When is the best time to call time on a split test??
One of the biggest issues when running a split test is knowing how long to run it for. Confusingly, depending on the split testing tool you use it may tell you when to stop or it may even stop the test for you based on it’s own statistical calculations. For the uninitiated that might sound like job done but in fact it’s misleading and possibly injurious to the final objective. You need to consider a few other things:
For the purpose of split testing, the business cycle, i.e. aggregate trade activity over a given period of time, is often thought of in terms of weeks or months. Years is rather too long to call a result even if it is likely to be statistically more robust. Days are pretty pointless, they are far too short a time frame especially when you consider that conversion rates and traffic volumes will often fluctuate on a daily basis over the course of a week; also it is still the case that for a large portion of the population that two out of seven days in the week are still non working days.
Because of that when running a split testing program the tester needs to make sure that each test is run over a complete business cycle or combination of business cycles.
Purists will argue that the run time of the test should also not favour any one part of the business cycle, so that if your cycle is a week and the test is started at 9am on a Monday morning then it should also end at 08:59 (or 9am) on a Monday morning. Doing this you will be less likely to skew the results by including one part of a business cycle (which may favour one of the variants) but not another.
Purchasing cycle (or decision-making process)
This is perhaps a footnote to the point above. On most e-commerce sites the decision-making process involved in buying a product or service may take longer than a day.
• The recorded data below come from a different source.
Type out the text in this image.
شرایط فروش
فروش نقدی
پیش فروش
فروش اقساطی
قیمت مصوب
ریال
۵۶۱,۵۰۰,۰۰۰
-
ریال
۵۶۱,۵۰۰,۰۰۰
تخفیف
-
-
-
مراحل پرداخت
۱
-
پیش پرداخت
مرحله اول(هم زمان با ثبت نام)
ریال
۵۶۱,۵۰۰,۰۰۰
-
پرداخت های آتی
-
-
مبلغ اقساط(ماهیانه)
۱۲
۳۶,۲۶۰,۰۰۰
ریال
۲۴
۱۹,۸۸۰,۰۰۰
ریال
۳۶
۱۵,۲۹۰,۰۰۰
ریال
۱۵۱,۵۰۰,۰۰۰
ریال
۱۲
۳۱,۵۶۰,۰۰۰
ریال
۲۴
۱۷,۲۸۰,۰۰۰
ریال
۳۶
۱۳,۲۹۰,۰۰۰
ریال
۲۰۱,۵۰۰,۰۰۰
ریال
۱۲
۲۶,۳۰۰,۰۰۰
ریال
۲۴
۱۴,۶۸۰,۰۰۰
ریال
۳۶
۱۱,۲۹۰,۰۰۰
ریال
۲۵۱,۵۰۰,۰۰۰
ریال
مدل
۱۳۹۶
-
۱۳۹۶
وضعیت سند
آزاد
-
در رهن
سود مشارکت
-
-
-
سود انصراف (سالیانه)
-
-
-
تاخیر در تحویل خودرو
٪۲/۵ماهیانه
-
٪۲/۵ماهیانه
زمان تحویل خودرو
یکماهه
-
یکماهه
To get a better picture of how this looks go into your web analytics package and look for a report that shows you time lag and / or path length.
In Google Analytics you can find this in the Multi-Channel Funnels reporting area. These reports will show you the number of interactions (Path Length) or the number of days (Time Lag) it takes for customers to buy something. Based on this you will then have an idea of your purchasing cycle.
If you have an especially long purchasing cycle then your test time frame will need to take this into account.
Volume of data
The short answer here is ‘the more the better’. That said it’s impractical to wait for months and months to call a result and really for many e-commerce sites the purchasing cycle is not likely to be that long.
So in most cases it is considered that 300 good outcomes / sales per variant is a minimum.
BUT, if you have your testing tool hooked up to your web analytics tool specifically so you can segment your test results then 300 good outcomes might not be enough. The obvious reason here is that by segmenting a dataset with 300 good outcomes you will inevitably wind up with a smaller less robust dataset with fewer good outcomes and therefore not as reliable. So in these instances you will need to extend the minimum sample size to accommodate your segmentation.
Regression towards the mean
This is the phenomenon where a variable that was extreme on its first measurement tends to be closer to the average on its second measurement or where a variable that is extreme on its second measurement tends to have been closer to the average on its first. In split testing this often reveals itself in circumstances where both variants converge.
This process doesn’t happen overnight. So often at the start of a test the data can look fantastic with the new variant set to bring home the bacon in style, but of course:
1. The sample will most likely be far too small unless you have a high traffic site or you are adopting very broad targeting for the experiment.
2. Partly as a result of (a), as the sample grows the phenomenon of regression to the mean will reveal itself.
So by ensuring that you collect a robust sample of data AND you run for a minimum of two business cycles (preferably more) you should ensure that you will have accommodated for this phenomenon.
It’s important to remember that the criteria above are not a pick and mix set of options. It’s not the case that if you are able to collect 300 good outcomes per variant before the you have completed one business cycle (due to high traffic volumes) then you have a reliable result, even if your testing tool calls it. You should wait until you have a minimum sample size PLUS at least one full cycle (preferably two), this underscores the point that generally speaking the more data you have the more robust your results will be.
There is another, possibly rather more obscure reason, why tests need to run for longer although and this is harder to measure but is potentially linked to the final point about regression to the mean.
When running a split test you are, by definition, introducing your customers and returning visitors to a new page layout and possibly even a new process on your site. Some people will take to the newness quicker than others, but once it has been in the wild for long enough and your sample has become used to it, they may only then start to find it easier to use and only then might it start to yield a positive return when compared to the control. This is basically the inflexion point of the test.
Key takeways on planning your time to test
Of course it may be that the inflexion point is never reached but all this is to say that:
1. There are some clear guidelines and principles as to how long you should run a test for.
2. If you see your test variant performing atrociously to begin with do not think that it stands no chance of ever recovering and pull the test in order to avoid losing revenue.
3. Remember that things take time to bed in.